Artemisinins are the most effective anti-malarial drugs for uncomplicated and severe Plasmodium falciparum malaria. However, widespread artemisinin resistance in the Greater Mekong Region of Southeast Asia is threatening the possibility to control and eliminate malaria. This work aimed to evaluate the pharmacokinetic and pharmacodynamic properties of artesunate and its active metabolite, dihydroartemisinin, in patients with sensitive and resistant falciparum infections in Southern Myanmar. In addition, a simple nomogram previously developed to identify artemisinin resistant malaria infections was evaluated. Fifty-three (n = 53) patients were recruited and received daily oral artesunate monotherapy (4 mg/kg) for 7 days. Frequent artesunate and dihydroartemisinin plasma concentration measurements and parasite microscopy counts were obtained and evaluated using nonlinear mixed-effects modelling. The absorption of artesunate was best characterized by a transit-compartment (n = 3) model, followed by one-compartment disposition models for artesunate and dihydroartemisinin.
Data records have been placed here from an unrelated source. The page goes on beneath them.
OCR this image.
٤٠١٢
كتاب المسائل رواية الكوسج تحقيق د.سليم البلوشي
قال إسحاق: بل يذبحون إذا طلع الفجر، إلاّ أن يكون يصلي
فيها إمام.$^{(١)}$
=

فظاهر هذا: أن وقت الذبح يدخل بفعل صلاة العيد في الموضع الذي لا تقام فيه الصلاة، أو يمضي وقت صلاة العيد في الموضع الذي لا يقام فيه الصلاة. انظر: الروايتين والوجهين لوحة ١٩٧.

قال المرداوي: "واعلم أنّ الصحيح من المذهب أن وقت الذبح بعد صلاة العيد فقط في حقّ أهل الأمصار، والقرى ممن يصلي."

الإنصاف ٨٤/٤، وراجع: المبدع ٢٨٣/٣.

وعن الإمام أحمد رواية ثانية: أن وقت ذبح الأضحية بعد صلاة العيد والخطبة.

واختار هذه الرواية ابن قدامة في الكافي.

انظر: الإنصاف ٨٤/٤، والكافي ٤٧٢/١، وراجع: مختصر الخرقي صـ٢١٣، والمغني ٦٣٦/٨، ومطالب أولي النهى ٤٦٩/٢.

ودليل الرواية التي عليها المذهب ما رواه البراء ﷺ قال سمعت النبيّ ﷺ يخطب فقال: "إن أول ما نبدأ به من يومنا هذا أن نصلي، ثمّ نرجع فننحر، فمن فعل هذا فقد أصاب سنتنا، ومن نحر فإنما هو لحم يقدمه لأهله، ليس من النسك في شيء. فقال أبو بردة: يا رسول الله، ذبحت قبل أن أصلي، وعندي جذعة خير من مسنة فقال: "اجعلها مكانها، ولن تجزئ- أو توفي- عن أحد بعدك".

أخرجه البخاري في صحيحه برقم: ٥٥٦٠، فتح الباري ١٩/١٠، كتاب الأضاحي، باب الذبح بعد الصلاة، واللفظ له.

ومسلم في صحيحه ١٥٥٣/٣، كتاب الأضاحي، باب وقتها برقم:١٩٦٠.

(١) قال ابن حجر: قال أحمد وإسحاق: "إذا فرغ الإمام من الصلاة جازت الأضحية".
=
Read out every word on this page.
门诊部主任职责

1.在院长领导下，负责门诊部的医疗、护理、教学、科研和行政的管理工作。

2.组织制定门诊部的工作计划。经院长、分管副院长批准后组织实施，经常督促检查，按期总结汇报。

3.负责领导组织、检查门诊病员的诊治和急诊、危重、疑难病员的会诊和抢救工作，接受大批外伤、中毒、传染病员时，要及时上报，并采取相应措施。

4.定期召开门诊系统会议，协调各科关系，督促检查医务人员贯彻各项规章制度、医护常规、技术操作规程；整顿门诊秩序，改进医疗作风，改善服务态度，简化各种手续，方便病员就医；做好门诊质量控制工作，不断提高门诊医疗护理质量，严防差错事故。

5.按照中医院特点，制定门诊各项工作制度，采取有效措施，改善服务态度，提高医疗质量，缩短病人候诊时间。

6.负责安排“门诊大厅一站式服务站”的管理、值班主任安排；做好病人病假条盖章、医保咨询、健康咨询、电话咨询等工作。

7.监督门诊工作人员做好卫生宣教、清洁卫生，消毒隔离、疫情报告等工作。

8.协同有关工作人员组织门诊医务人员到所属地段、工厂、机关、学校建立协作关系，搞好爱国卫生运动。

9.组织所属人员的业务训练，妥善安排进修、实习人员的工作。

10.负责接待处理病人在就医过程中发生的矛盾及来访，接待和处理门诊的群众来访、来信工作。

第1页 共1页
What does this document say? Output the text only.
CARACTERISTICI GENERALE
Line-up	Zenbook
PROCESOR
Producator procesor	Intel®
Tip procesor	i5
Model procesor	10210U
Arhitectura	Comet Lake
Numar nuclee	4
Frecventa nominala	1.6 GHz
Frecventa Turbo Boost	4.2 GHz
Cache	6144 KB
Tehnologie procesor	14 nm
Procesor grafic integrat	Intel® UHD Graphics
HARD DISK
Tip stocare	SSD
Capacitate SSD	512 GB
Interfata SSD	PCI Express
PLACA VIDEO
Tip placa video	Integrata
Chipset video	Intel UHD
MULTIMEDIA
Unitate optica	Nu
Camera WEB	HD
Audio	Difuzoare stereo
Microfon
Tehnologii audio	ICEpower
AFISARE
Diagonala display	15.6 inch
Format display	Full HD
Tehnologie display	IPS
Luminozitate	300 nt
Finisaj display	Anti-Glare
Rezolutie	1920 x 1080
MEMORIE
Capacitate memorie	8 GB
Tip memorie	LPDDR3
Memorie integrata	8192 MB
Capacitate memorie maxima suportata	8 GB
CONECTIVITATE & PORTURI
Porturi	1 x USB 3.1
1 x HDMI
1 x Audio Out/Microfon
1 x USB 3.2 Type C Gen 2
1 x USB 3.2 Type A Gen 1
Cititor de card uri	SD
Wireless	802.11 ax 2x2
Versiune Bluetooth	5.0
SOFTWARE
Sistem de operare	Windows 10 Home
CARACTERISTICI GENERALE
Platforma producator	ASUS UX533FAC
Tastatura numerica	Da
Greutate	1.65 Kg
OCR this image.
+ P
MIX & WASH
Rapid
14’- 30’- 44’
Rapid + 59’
The drug-dependent parasite killing effect of dihydroartemisinin was described using an Emax function, with a mixture model discriminating between artemisinin sensitive and resistant parasites. Overall, 56% of the studied population was predicted to have resistant malaria infections. Application of the proposed nomogram to identify artemisinin-resistant malaria infections demonstrated an overall sensitivity of 90% compared to 55% with the traditional day-3 positivity test. The pharmacokinetic-pharmacodynamic properties of artesunate and dihydroartemisinin were well-characterized with a mixture model to differentiate between drug sensitive and resistant infections in these patients. More than half of all patients recruited in this study had artemisinin-resistant infections. The relatively high sensitivity of the proposed nomogram highlights its potential clinical usefulness.